Part 2: Where do fungi live? (5 minutes)
J If you want to find some of these fungi, where would you look for them? Let students suggest answers. Some examples are:
… Mushrooms: some grow in your front lawn (don’t eat them!), others grow in forest areas such as in the nearby canyons.
… Decomposers: these live in all places of the world. Sometimes you can find them in your fridge (bread mold, etc.).
… Lichens – many colors/kinds can be found on rocks all over the world, especially in nearby mountains and deserts. Look for them when out hiking.
… Yeast – grows in wet places, for example on shower curtains.
Part 3: What do fungi eat? (25-30 minutes)
Cups, yeast, coffee stirrers, sugar, salt, carrots, fruit juice, honey, hot water
There are many different kinds of fungi; today we’re going to learn about a fungus called yeast. Is yeast alive? Does it grow? Let students
guess. The answer is yes. What does it need to grow? Food? Water? Vitamins? Exercise? Sunlight? Let the students guess. Accept all responses.
Divide the students into three groups. Pass out to each student.
1 tsp. yeast per cup
1 coffee stirrer
Ask students if they think their yeast needs water to live. If students think their yeasts needs water, then pass out 8 tsp. hot water per cup
(110-115 degrees F).
I Have the students draw lines with markers on their cups to indicate the starting height of the yeast/water mixture.
Ask for volunteers to try feeding their yeast the various other types of food. For each food, select ~five students to try the food. Each volunteer
should do a control cup containing only yeast and water. Label all cups.
carrot: ~2 slices per cup
fruit juice: 1-2 tsp. per cup
honey: 1-2 tsp. per cup
sugar: 2 tsp. per cup
salt: 1 tsp. per cup
Every five minutes, have the students make observations. (Optional – draw table on board and note results of each type of food)

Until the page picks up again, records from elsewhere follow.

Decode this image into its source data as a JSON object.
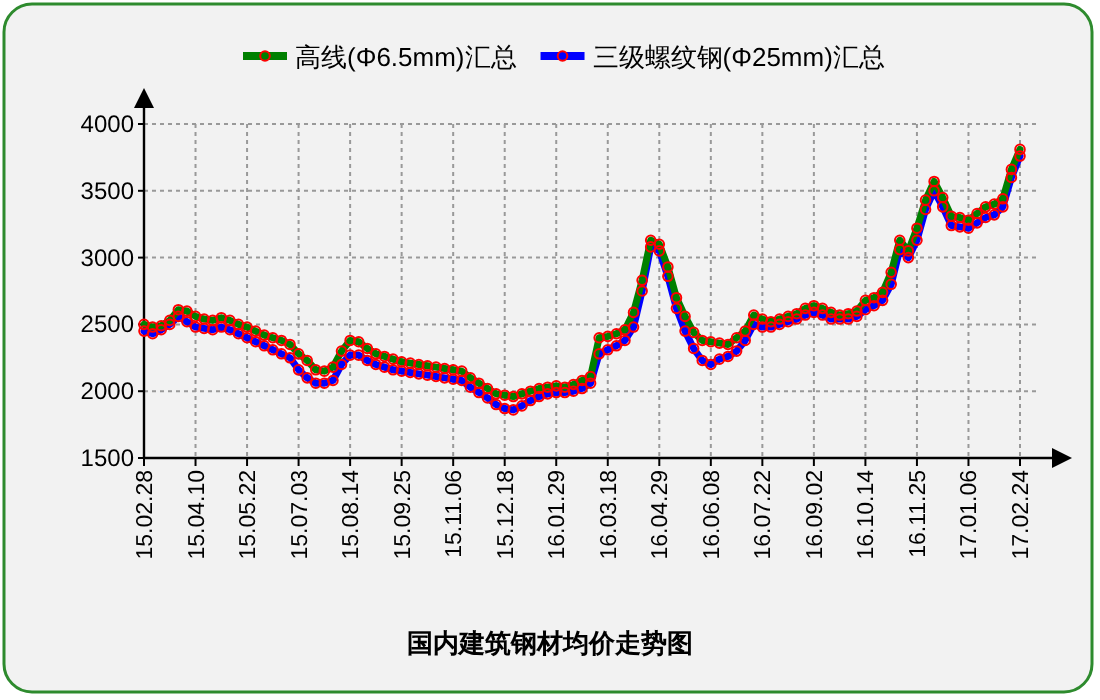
{
  "chart_data": {
    "type": "line",
    "title": "国内建筑钢材均价走势图",
    "categories": [
      "15.02.28",
      null,
      null,
      null,
      null,
      null,
      "15.04.10",
      null,
      null,
      null,
      null,
      null,
      "15.05.22",
      null,
      null,
      null,
      null,
      null,
      "15.07.03",
      null,
      null,
      null,
      null,
      null,
      "15.08.14",
      null,
      null,
      null,
      null,
      null,
      "15.09.25",
      null,
      null,
      null,
      null,
      null,
      "15.11.06",
      null,
      null,
      null,
      null,
      null,
      "15.12.18",
      null,
      null,
      null,
      null,
      null,
      "16.01.29",
      null,
      null,
      null,
      null,
      null,
      "16.03.18",
      null,
      null,
      null,
      null,
      null,
      "16.04.29",
      null,
      null,
      null,
      null,
      null,
      "16.06.08",
      null,
      null,
      null,
      null,
      null,
      "16.07.22",
      null,
      null,
      null,
      null,
      null,
      "16.09.02",
      null,
      null,
      null,
      null,
      null,
      "16.10.14",
      null,
      null,
      null,
      null,
      null,
      "16.11.25",
      null,
      null,
      null,
      null,
      null,
      "17.01.06",
      null,
      null,
      null,
      null,
      null,
      "17.02.24"
    ],
    "series": [
      {
        "name": "高线(Φ6.5mm)汇总",
        "color": "#008000",
        "values": [
          2500,
          2480,
          2490,
          2530,
          2610,
          2600,
          2560,
          2540,
          2530,
          2550,
          2530,
          2500,
          2480,
          2450,
          2420,
          2400,
          2380,
          2350,
          2280,
          2230,
          2160,
          2150,
          2180,
          2300,
          2380,
          2370,
          2320,
          2280,
          2260,
          2240,
          2220,
          2210,
          2200,
          2190,
          2180,
          2170,
          2160,
          2150,
          2100,
          2060,
          2020,
          1980,
          1970,
          1960,
          1980,
          2000,
          2020,
          2030,
          2040,
          2030,
          2050,
          2080,
          2110,
          2400,
          2410,
          2430,
          2460,
          2590,
          2830,
          3130,
          3100,
          2930,
          2700,
          2560,
          2440,
          2380,
          2370,
          2360,
          2350,
          2400,
          2450,
          2570,
          2540,
          2520,
          2540,
          2560,
          2580,
          2620,
          2640,
          2620,
          2590,
          2570,
          2580,
          2600,
          2680,
          2700,
          2740,
          2890,
          3130,
          3050,
          3220,
          3430,
          3570,
          3450,
          3310,
          3300,
          3280,
          3330,
          3380,
          3400,
          3440,
          3660,
          3810
        ]
      },
      {
        "name": "三级螺纹钢(Φ25mm)汇总",
        "color": "#0000ff",
        "values": [
          2450,
          2430,
          2460,
          2500,
          2560,
          2520,
          2480,
          2470,
          2460,
          2480,
          2460,
          2430,
          2400,
          2370,
          2340,
          2310,
          2280,
          2250,
          2160,
          2100,
          2060,
          2060,
          2080,
          2200,
          2270,
          2270,
          2230,
          2200,
          2180,
          2160,
          2150,
          2140,
          2130,
          2120,
          2110,
          2100,
          2090,
          2080,
          2030,
          1990,
          1950,
          1900,
          1870,
          1860,
          1890,
          1930,
          1960,
          1980,
          1990,
          1990,
          2000,
          2020,
          2060,
          2280,
          2310,
          2340,
          2380,
          2480,
          2750,
          3080,
          3050,
          2860,
          2620,
          2450,
          2320,
          2230,
          2200,
          2240,
          2260,
          2300,
          2380,
          2500,
          2480,
          2480,
          2500,
          2520,
          2540,
          2570,
          2590,
          2570,
          2540,
          2540,
          2540,
          2560,
          2610,
          2640,
          2680,
          2800,
          3060,
          3000,
          3130,
          3360,
          3500,
          3380,
          3240,
          3230,
          3220,
          3260,
          3300,
          3320,
          3380,
          3600,
          3760
        ]
      }
    ],
    "ylim": [
      1500,
      4000
    ],
    "yticks": [
      1500,
      2000,
      2500,
      3000,
      3500,
      4000
    ],
    "grid": true,
    "legend": "top",
    "marker": "circle"
  }
}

Ask them how the yeast smells, whether it’s clumpy, foamy, or thin/runny.
I While in-between checking times, let the students examine each others’ yeast and compare with the control cups. Let the students take
turns viewing the fungi slides under the microscopes. Encourage them to ask questions about yeast and/or fungi, or just about science or the University.
M One volunteer should stay at the microscope to help students use it properly.
I Stop checking yeast at ~1:50.
J Ask the students to help you decide which type of food the yeast likes best. Have the students compare their cups of yeast.
Can they see a difference between the cup with food and the cup without food? What does yeast need to grow?
I Collect cups, coffee stirrers and any other items, explain that we can use these items again, recycling is cool, (ask for student volunteers
to help). Students may not keep the yeast. Make sure desks and counters are clean before leaving. Don’t put the yeast in the classroom garbage.
We will collect it all in a separate garbage bag and dispose of it back at the lab.